When
you have lived all of your adult life “responding” to emergency calls they
often run together and I can only remember certain calls when I trip over their
memories that I have left lying around on the floor of my mind. I tripped this morning and this call came to
mind.
The
“beeper” blared it’s obnoxious tone and immediately I responded to the report
of a structure fire with heavy smoke showing.
As I pulled up on the road in front of the structure I identified it as
a double wide trailer, clear of exposures on all sides with heavy smoke from
the front windows.
Another
volunteer firefighter was already on scene dressed in turn-out
gear. I quickly donned my bunker pants,
threw on my jacket and swung my Drager air pack over my head and buckled it in
place. I reached behind me turned the
wheel on the air pack allowing the compressed air to flow through my mask. Reaching back over my shoulder I pulled my
red nomex hood over the top of my head and then strapped on my helmet. I slid my hands into my fire-gloves and I was ready to rock.
By
this time the engine had pulled up in the front yard and someone had pulled an
inch and three quarter hose to the front door.
As my partner and I approached the door I patted the top of my helmet
and yelled through my mask “Gim’me water”!
On
our hands and knees we opened the door and crawled inside. The smoke was intense. You could literally not see your hand in
front of your mask. We had learned to “see”
with our hands so with one hand cradling the hose I reached out my other hand
and “looked” for the wall. Only inches
to my right I felt what I thought was the wall.
Reaching to my left I felt what I assumed was another wall. We must be in a hallway. We continued on down
the “hallway” dragging the hose. As yet
we had not “seen” nor felt the fire.
After
the fire was extinguished and the smoke cleared I experienced my first
encounter with “hoarding”. The “hallway” we had entered was in actuality stacks
and stacks of books, magazines, cloths, yard sale items and various piles of “junk”. These things were stored in cardboard boxes
and in most places, throughout the house, stacked to the ceiling. Only a tiny
trail led from one room to the next.
Let
me see if I can transition here.
Tomorrow
is Thanksgiving Day 2012. Recently, I
have been reading the unabridged writings of E.M. Bounds. In that work he explained the difference as
he understood it, of gratitude and thanksgiving. He stated that, “Gratitude is an involuntary,
inward emotion of the soul while thanksgiving is the voluntary expression of
that gratitude”. He further states that “Gratitude is felt in secret while
thanksgiving is an open expression of that feeling”.
Without
a doubt, we all receive the benefits of the blessings of God. Many of us stop long enough to recognize that
involuntary emotion of gratitude. We may
even be cognizant of the fact that we should not only be grateful for the
things that God does for us but also for “who” God is and what it means to be
loved by an all-powerful, all-knowing, ever-present God.
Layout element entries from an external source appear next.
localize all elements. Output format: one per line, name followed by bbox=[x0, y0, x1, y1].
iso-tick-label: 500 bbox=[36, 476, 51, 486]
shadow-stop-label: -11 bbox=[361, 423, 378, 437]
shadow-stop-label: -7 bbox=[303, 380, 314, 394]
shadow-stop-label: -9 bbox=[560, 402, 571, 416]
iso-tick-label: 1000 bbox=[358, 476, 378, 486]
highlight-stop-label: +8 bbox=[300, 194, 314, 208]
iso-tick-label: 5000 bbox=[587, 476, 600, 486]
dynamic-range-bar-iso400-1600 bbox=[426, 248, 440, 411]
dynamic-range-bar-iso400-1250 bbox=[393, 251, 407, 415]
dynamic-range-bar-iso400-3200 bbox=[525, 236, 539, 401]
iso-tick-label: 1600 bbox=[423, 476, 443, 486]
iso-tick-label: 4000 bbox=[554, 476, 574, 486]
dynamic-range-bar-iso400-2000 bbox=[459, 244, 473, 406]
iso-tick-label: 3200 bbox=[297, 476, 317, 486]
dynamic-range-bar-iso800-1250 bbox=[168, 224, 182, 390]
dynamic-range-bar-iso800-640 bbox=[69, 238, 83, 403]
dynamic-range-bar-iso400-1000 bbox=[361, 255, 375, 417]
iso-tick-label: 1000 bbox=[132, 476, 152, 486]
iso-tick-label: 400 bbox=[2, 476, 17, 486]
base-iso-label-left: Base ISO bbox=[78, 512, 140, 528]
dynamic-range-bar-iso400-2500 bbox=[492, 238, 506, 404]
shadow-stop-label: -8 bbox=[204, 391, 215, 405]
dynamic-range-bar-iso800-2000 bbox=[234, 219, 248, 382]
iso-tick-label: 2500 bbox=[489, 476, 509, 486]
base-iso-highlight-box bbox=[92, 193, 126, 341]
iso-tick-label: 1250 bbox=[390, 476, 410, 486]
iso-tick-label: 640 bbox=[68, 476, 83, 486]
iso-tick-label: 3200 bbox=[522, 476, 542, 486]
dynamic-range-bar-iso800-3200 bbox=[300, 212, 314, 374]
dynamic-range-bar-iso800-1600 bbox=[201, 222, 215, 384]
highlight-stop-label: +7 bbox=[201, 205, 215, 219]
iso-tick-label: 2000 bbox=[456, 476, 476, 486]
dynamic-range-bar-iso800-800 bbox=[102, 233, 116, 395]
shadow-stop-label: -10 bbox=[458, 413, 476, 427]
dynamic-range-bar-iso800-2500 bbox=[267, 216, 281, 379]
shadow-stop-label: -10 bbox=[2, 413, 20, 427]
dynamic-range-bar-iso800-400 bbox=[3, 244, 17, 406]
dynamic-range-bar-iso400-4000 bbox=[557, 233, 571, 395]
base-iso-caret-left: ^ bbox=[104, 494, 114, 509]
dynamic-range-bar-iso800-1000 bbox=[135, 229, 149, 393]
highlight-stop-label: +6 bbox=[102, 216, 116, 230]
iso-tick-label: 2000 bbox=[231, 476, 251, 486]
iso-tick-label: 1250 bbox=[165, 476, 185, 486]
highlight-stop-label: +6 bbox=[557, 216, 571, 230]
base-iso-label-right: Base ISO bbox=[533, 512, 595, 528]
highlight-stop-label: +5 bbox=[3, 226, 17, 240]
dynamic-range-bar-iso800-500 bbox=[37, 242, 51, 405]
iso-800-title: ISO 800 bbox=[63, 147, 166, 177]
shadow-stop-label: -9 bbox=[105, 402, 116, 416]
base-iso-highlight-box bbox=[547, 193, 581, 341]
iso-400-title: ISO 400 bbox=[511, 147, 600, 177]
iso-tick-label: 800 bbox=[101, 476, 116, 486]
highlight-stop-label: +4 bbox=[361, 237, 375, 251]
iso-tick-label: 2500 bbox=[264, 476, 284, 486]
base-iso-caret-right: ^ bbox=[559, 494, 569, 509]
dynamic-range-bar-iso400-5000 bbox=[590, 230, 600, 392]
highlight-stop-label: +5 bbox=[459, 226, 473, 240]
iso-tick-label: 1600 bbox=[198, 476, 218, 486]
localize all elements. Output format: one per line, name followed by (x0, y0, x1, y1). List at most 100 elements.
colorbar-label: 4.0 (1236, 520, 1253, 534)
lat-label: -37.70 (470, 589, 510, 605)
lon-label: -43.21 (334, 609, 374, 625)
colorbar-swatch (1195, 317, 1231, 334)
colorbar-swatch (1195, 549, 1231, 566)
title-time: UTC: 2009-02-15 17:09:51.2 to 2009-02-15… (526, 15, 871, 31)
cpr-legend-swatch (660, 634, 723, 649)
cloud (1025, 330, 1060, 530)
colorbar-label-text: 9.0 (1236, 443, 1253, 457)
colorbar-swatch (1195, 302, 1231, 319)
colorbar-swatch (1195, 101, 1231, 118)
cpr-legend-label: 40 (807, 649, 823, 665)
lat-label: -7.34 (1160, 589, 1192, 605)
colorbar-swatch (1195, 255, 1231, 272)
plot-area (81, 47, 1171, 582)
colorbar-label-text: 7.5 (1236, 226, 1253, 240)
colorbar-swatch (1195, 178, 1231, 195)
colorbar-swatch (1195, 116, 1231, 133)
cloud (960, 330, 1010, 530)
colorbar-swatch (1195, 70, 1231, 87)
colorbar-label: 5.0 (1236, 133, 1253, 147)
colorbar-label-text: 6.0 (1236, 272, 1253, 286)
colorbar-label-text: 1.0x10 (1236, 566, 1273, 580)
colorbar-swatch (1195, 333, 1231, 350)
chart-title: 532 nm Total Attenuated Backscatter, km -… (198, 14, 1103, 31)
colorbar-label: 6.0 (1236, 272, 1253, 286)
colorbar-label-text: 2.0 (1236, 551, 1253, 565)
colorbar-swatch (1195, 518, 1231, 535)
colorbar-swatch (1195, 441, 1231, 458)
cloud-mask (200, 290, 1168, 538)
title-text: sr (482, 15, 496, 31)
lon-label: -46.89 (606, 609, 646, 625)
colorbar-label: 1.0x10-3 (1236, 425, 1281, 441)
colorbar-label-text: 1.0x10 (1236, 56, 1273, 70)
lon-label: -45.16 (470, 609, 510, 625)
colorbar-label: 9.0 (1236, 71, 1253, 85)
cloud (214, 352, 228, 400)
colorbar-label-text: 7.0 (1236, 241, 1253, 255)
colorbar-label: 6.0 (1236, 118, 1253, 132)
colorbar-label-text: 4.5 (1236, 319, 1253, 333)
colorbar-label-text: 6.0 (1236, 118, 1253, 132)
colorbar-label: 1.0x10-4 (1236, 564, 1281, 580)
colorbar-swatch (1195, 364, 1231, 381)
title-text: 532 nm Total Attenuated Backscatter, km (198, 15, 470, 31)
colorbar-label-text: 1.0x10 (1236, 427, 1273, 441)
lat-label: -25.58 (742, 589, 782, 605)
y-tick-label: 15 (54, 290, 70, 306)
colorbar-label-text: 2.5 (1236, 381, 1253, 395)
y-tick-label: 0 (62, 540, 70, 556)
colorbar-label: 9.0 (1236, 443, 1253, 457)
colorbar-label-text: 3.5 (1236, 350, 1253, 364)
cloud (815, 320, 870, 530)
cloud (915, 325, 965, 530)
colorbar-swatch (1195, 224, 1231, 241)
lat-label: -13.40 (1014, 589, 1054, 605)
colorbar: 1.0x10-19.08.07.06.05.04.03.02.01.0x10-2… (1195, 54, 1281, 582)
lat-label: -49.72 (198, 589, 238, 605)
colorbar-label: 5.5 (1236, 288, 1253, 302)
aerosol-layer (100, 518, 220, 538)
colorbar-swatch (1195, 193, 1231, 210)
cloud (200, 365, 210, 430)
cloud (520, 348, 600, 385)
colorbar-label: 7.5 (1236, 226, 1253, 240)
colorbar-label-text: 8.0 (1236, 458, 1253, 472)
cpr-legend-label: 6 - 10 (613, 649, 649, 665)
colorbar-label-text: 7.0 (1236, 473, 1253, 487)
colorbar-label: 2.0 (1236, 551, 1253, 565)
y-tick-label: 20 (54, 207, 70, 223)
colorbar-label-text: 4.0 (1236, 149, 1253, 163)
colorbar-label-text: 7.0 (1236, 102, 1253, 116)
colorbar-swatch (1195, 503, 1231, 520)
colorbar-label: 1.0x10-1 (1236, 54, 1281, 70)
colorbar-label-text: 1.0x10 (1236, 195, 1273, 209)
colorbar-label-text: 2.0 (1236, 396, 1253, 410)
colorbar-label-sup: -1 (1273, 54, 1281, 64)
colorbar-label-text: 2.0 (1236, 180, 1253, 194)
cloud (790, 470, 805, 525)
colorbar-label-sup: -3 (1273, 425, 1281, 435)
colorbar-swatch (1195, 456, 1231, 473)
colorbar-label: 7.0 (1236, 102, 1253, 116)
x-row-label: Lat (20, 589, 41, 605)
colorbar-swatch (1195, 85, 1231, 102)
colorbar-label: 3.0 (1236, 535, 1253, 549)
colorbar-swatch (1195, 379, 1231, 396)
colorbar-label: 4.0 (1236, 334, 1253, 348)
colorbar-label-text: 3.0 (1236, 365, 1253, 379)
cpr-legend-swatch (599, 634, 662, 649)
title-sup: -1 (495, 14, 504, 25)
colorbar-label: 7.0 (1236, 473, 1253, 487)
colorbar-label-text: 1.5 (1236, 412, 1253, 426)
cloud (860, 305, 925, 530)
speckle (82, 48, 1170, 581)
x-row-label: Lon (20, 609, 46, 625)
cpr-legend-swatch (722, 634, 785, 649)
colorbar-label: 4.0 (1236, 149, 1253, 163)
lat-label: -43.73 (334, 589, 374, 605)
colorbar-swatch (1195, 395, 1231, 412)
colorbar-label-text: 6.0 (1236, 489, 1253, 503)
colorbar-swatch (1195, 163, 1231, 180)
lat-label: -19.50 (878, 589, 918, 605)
A few, oh Lord, an ever decreasing few, will
even experience that personal relationship with the Holy Trinity and experience
that involuntary, overflowing, gratitude inside our hearts.
However,
I suggest to you this morning, dear reader, that we have become “Thanks-hoarders"
instead of “Thanks-givers”. We hold that gratitude in our hearts and do not in
any way express it openly.
Someone
has said that we must be “thanks-livers” as well as “thanks-givers”. We must voluntarily express to God and to others
our thankfulness to Him by the things we say and the way we live.